How to factorize specific columns in a data.frame in R using apply
The result of apply
is a vector or array or list of values (see ?apply
).
For your problem, you should use lapply
instead:
data(iris)
iris[, 2:3] <- lapply(iris[, 2:3], as.factor)
str(iris)
'data.frame': 150 obs. of 5 variables:
$ Sepal.Length: num 5.1 4.9 4.7 4.6 5 5.4 4.6 5 4.4 4.9 ...
$ Sepal.Width : Factor w/ 23 levels "2","2.2","2.3",..: 15 10 12 11 16 19 14 14 9 11 ...
$ Petal.Length: Factor w/ 43 levels "1","1.1","1.2",..: 5 5 4 6 5 8 5 6 5 6 ...
$ Petal.Width : num 0.2 0.2 0.2 0.2 0.2 0.4 0.3 0.2 0.2 0.1 ...
$ Species : Factor w/ 3 levels "setosa","versicolor",..: 1 1 1 1 1 1 1 1 1 1 ...

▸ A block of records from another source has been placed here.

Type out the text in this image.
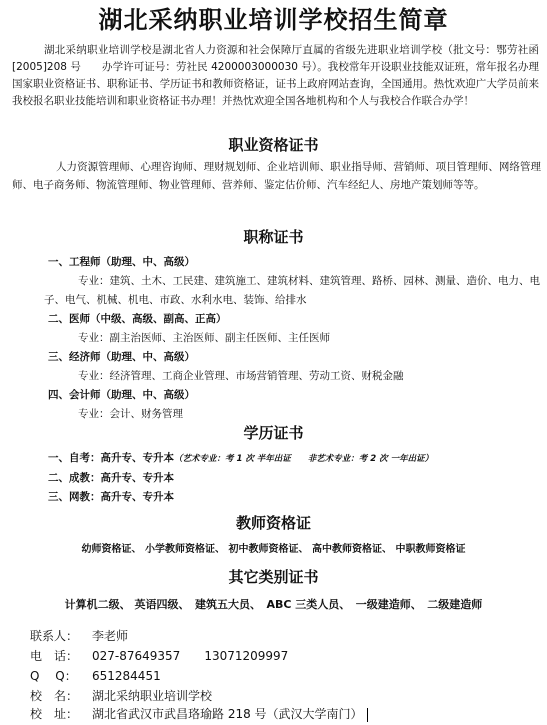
湖北采纳职业培训学校招生简章

湖北采纳职业培训学校是湖北省人力资源和社会保障厅直属的省级先进职业培训学校（批文号：鄂劳社函[2005]208 号　　办学许可证号：劳社民 4200003000030 号）。我校常年开设职业技能双证班，常年报名办理国家职业资格证书、职称证书、学历证书和教师资格证，证书上政府网站查询，全国通用。热忱欢迎广大学员前来我校报名职业技能培训和职业资格证书办理！并热忱欢迎全国各地机构和个人与我校合作联合办学！

职业资格证书

人力资源管理师、心理咨询师、理财规划师、企业培训师、职业指导师、营销师、项目管理师、网络管理师、电子商务师、物流管理师、物业管理师、营养师、鉴定估价师、汽车经纪人、房地产策划师等等。

职称证书
一、工程师（助理、中、高级）
专业：建筑、土木、工民建、建筑施工、建筑材料、建筑管理、路桥、园林、测量、造价、电力、电子、电气、机械、机电、市政、水利水电、装饰、给排水
二、医师（中级、高级、副高、正高）
专业：副主治医师、主治医师、副主任医师、主任医师
三、经济师（助理、中、高级）
专业：经济管理、工商企业管理、市场营销管理、劳动工资、财税金融
四、会计师（助理、中、高级）
专业：会计、财务管理
学历证书
一、自考：高升专、专升本（艺术专业：考 1 次 半年出证　　非艺术专业：考 2 次 一年出证）
二、成教：高升专、专升本
三、网教：高升专、专升本
教师资格证
幼师资格证、 小学教师资格证、 初中教师资格证、 高中教师资格证、 中职教师资格证
其它类别证书
计算机二级、 英语四级、　建筑五大员、　ABC 三类人员、　一级建造师、　二级建造师
联系人： 李老师
电　话： 027-87649357　　13071209997
Q　 Q： 651284451
校　名： 湖北采纳职业培训学校
校　址： 湖北省武汉市武昌珞瑜路 218 号（武汉大学南门）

Notice that this is one place where lapply
will be much faster than a for
loop. In general a loop and lapply will have similar performance, but the <-.data.frame
operation is very slow. By using lapply
one avoids the <-
operation in each iteration, and replaces it with a single assign. This is much faster.
That is because apply() works completely different. It will first carry out the function as.factor in a local environment, collect the results from that, and then try to merge them in to an array and not a dataframe. This array is in your case a matrix. R meets different factors and has no other way to cbind them than to convert them to character first. That character matrix is used to fill up your dataframe.
You can use lapply for that (see Andrie's answer) or colwise from the plyr function.
require(plyr)
Df[,ids] <- colwise(as.factor)(Df[,ids])